O
procurador-geral da República, Roberto Gurgel, reafirmou a existência
do mensalão, que, segundo ele, foi o “mais atrevido e escandaloso caso de
corrupção e desvio de dinheiro público” da política nacional. Na primeira
metade de sua sustentação, no Supremo Tribunal Federal (STF), Gurgel citou o
papel de cada integrante do esquema, dando destaque à atuação do ex-ministro
chefe da Casa Civil José Dirceu, que, de acordo com o procurador, era o
"mentor" da ação.
Mesmo com tempo
limitado, o procurador dedicou os 20 minutos iniciais a considerações
filosóficas sobre a relação entre ética e poder. Gurgel citou pensadores como
Raymundo Faoro (brasileiro, autor do livro Os Donos do Poder), o italiano
Norberto Bobbio e o alemão Max Weber. E, concluindo a etapa teórica da
denúncia, deu os motivos pelos quais considerou o esquema criminoso. “Com base
na prova reunida na ação penal, os fins não justificam os meios, quando
ignoram, cabalmente, o que é moralmente correto e socialmente aceitável”.
O procurador ainda
rebateu críticas dos advogados dos réus que figuram no processo, que
consideraram o mensalão “uma criação de delírio” do Ministério Público. “A
robusteza da prova colhida torna risível a assertiva”, argumentou Gurgel.
Segundo o procurador,
o mensalão foi montado em 2003, logo no início do primeiro mandato do então
presidente Luiz Inácio Lula da Silva, para cooptar apoio político. “Maculou-se
a República, instituindo-se à custa do desvio de dinheiro público, um sistema
de movimentação financeira à margem da legalidade, com o objetivo de comprar o
voto de parlamentares em matérias relevantes para o governo”.
Gurgel disse que a
base do esquema constituía na captação de verbas por parte do publicitário Marcos
Valério, a mando da cúpula do PT, para distribuição entre parlamentares da base
aliada.
O procurador tem
direito a cinco horas para falar sobre os 38 réus, uma média de oito minutos
para cada um.
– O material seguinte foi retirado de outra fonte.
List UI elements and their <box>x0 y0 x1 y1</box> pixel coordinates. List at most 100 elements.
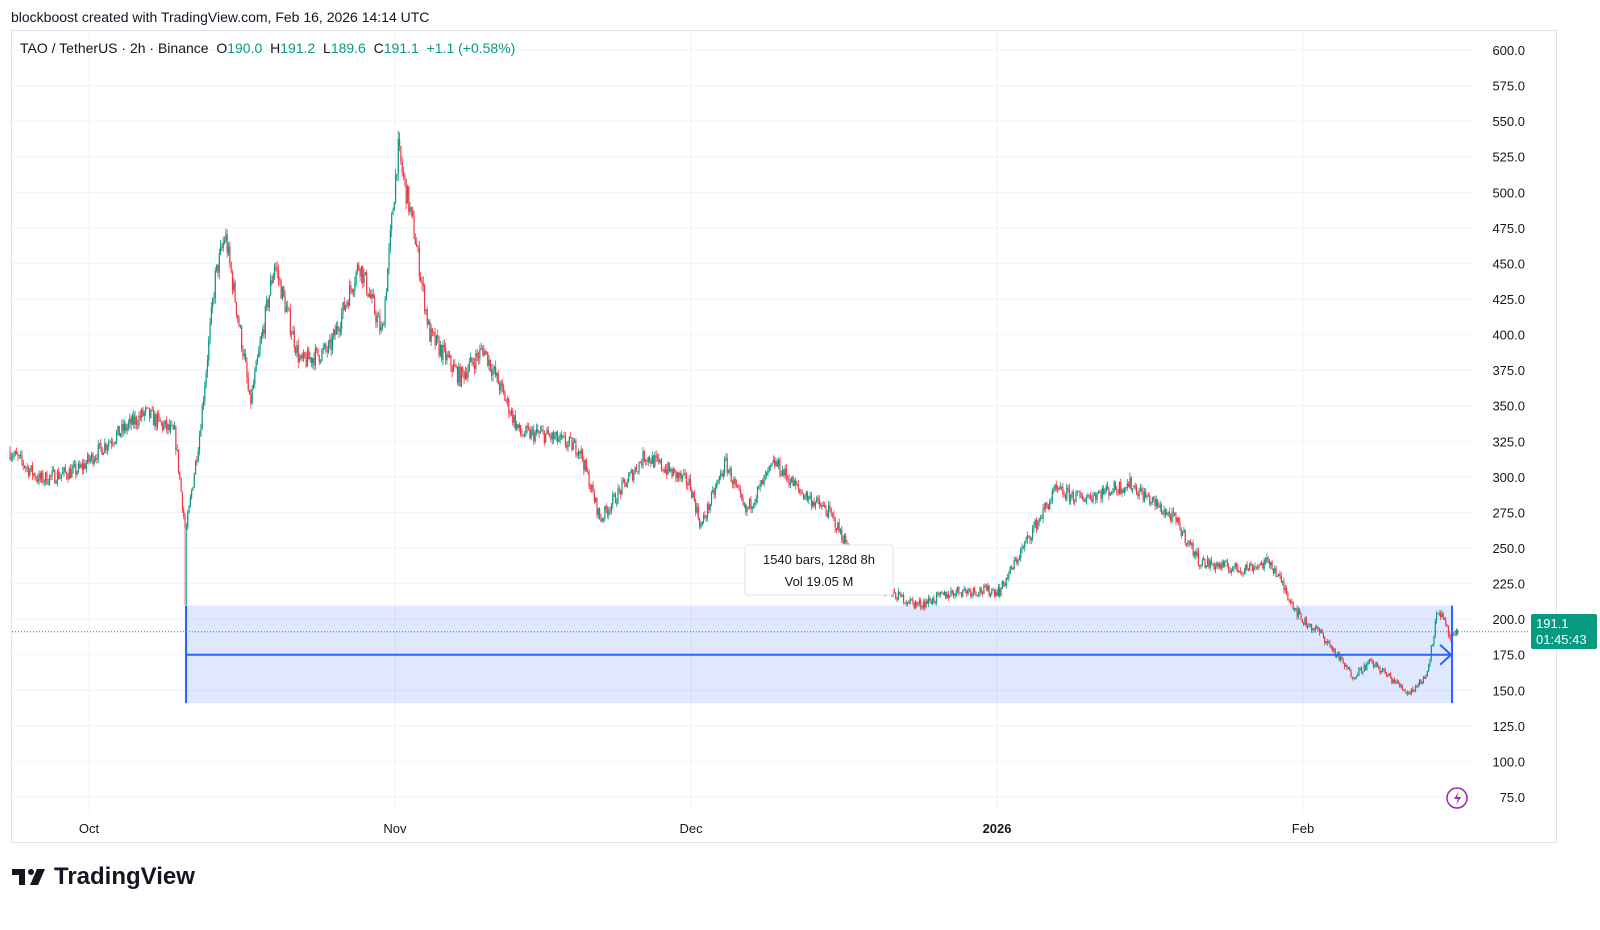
candle <box>1109 492 1111 496</box>
candle <box>298 358 301 362</box>
candle <box>1345 665 1347 667</box>
candle <box>1054 484 1056 491</box>
candle <box>591 484 593 490</box>
candle <box>710 492 713 505</box>
candle <box>1246 564 1248 569</box>
candle <box>25 467 27 469</box>
candle <box>562 435 564 437</box>
candle <box>1059 486 1061 490</box>
candle <box>450 355 452 367</box>
y-tick-label: 450.0 <box>1492 256 1525 271</box>
candle <box>987 585 989 591</box>
candle <box>21 454 23 462</box>
candle <box>455 366 457 368</box>
candle <box>1035 519 1038 530</box>
candle <box>514 415 516 429</box>
candle <box>1179 521 1181 530</box>
candle <box>1410 688 1413 693</box>
candle <box>583 460 585 471</box>
candle <box>817 497 819 500</box>
candle <box>273 266 276 276</box>
candle <box>991 590 993 594</box>
symbol-title[interactable]: TAO / TetherUS · 2h · Binance <box>20 40 209 56</box>
y-tick-label: 275.0 <box>1492 505 1525 520</box>
candle <box>1412 688 1414 692</box>
candle <box>227 246 230 254</box>
candle <box>56 471 59 484</box>
candle <box>893 589 895 594</box>
candle <box>903 594 905 604</box>
candle <box>1205 565 1207 568</box>
candle <box>834 517 836 529</box>
candle <box>1218 564 1221 568</box>
candle <box>437 335 439 340</box>
candle <box>66 472 68 478</box>
candle <box>1349 667 1351 671</box>
candle <box>947 593 949 598</box>
candle <box>1310 623 1313 631</box>
candle <box>1116 489 1118 492</box>
candle <box>620 489 622 495</box>
candle <box>821 505 823 508</box>
candle <box>1283 581 1285 590</box>
candle <box>1258 564 1260 568</box>
candle <box>1099 492 1101 493</box>
candle <box>958 586 960 593</box>
candle <box>1364 664 1367 670</box>
candle <box>1422 677 1425 684</box>
candle <box>194 460 197 475</box>
candle <box>795 480 797 485</box>
close-label: C <box>373 40 384 56</box>
candle <box>784 468 786 476</box>
candle <box>1242 572 1244 574</box>
candle <box>310 357 313 364</box>
chart-frame[interactable] <box>11 30 1557 843</box>
candle <box>593 492 595 502</box>
candle <box>650 461 652 464</box>
candle <box>1380 670 1382 673</box>
candle <box>1163 509 1165 514</box>
candle <box>920 600 922 608</box>
candle <box>695 500 697 513</box>
candle <box>326 349 328 352</box>
candle <box>1110 492 1113 494</box>
candle <box>912 599 914 602</box>
candle <box>677 472 680 478</box>
candle <box>146 407 148 409</box>
candle <box>520 425 522 435</box>
candle <box>445 347 447 361</box>
last-price-value: 191.1 <box>1536 616 1569 631</box>
candle <box>938 592 940 595</box>
candle <box>895 593 897 600</box>
tradingview-logo[interactable]: TradingView <box>12 863 195 891</box>
candle <box>826 512 828 517</box>
candle <box>588 472 590 489</box>
candle <box>942 593 944 596</box>
candle <box>968 589 971 591</box>
candle <box>366 272 368 294</box>
candle <box>434 333 436 346</box>
candle <box>904 603 906 604</box>
candle <box>931 597 934 604</box>
candle <box>1050 499 1052 503</box>
candle <box>717 479 719 484</box>
candle <box>1172 511 1174 513</box>
candle <box>688 478 690 486</box>
candle <box>335 325 338 335</box>
candle <box>1278 573 1280 577</box>
candle <box>421 280 423 284</box>
candle <box>226 234 228 254</box>
candle <box>1081 495 1084 500</box>
lightning-icon[interactable] <box>1446 787 1468 809</box>
candle <box>725 458 727 459</box>
candle <box>179 471 181 479</box>
candle <box>787 476 789 479</box>
candle <box>75 464 77 475</box>
candle <box>978 594 980 596</box>
candle <box>806 492 809 500</box>
candle <box>27 466 30 476</box>
candle <box>1178 517 1180 522</box>
candle <box>1096 493 1098 500</box>
candle <box>87 454 89 463</box>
Na primeira parte de sua apresentação, ele optou por dar destaque
a José Dirceu, primeiro da sequência acusatória, a quem dedicou quase 30
minutos de sua fala.
Gurgel concordou que
há provas pouco robustas contra quem chamou de “principal figura de tudo que
apuramos” e “o grande protagonista” do mensalão, mas atribuiu o fato ao papel
de liderança que Dirceu exercia. “Como quase sempre ocorre com chefes de
quadrilha, o acusado não aparece nos atos de execução do esquema”, justificou.
Ainda no núcleo
político (os réus foram divididos em três núcleos: político, operacional e
financeiro), Gurgel citou o ex-presidente do PT José Genoíno, o
ex-secretário-geral do partido Silvio Pereira e o ex-tesoureiro da legenda
Delúbio Soares, além dos parlamentares dos partidos beneficiados pelo esquema –
PL (hoje PR), PTB e PP.
Do núcleo
publicitário-financeiro, o destaque foi para Marcos Valério. “Dirceu foi o
mentor do esquema enquanto Marcos Valério foi seu executor”, sintetizou Gurgel.
O interesse desse núcleo, segundo o procurador, era se aproximar do governo a
fim de obter vantagens em contratos publicitários e desvio de verba em
benefício próprio.
Ainda segundo Gurgel,
o núcleo financeiro – formado por dirigentes do Banco Rural à época – aceitou
entrar no esquema para obter vantagens em transações envolvendo instituições financeiras.
Segundo a denúncia, o grupo forjou empréstimos que não ocorreram na realidade,
dissimulando a origem ilegal da verba. O procurador lembrou que representantes
do Banco BMG não estão na ação penal do STF porque o caso está sendo tratado em
outro processo, que tramita na Justiça de primeiro grau.
Na segunda fase da
exposição, Gurgel passou a tratar dos crimes imputados a cada um dos réus e as
provas que sustentam as acusações. Os crimes citados na denúncia – variáveis
para cada réu – são formação de quadrilha (um a três anos de prisão), corrupção
ativa e passiva (dois a 12 anos cada), peculato (dois a 12 anos), evasão de
divisas (dois a seis anos), gestão fraudulenta de instituição financeira (três
a 12 anos) e lavagem de dinheiro (três a dez anos).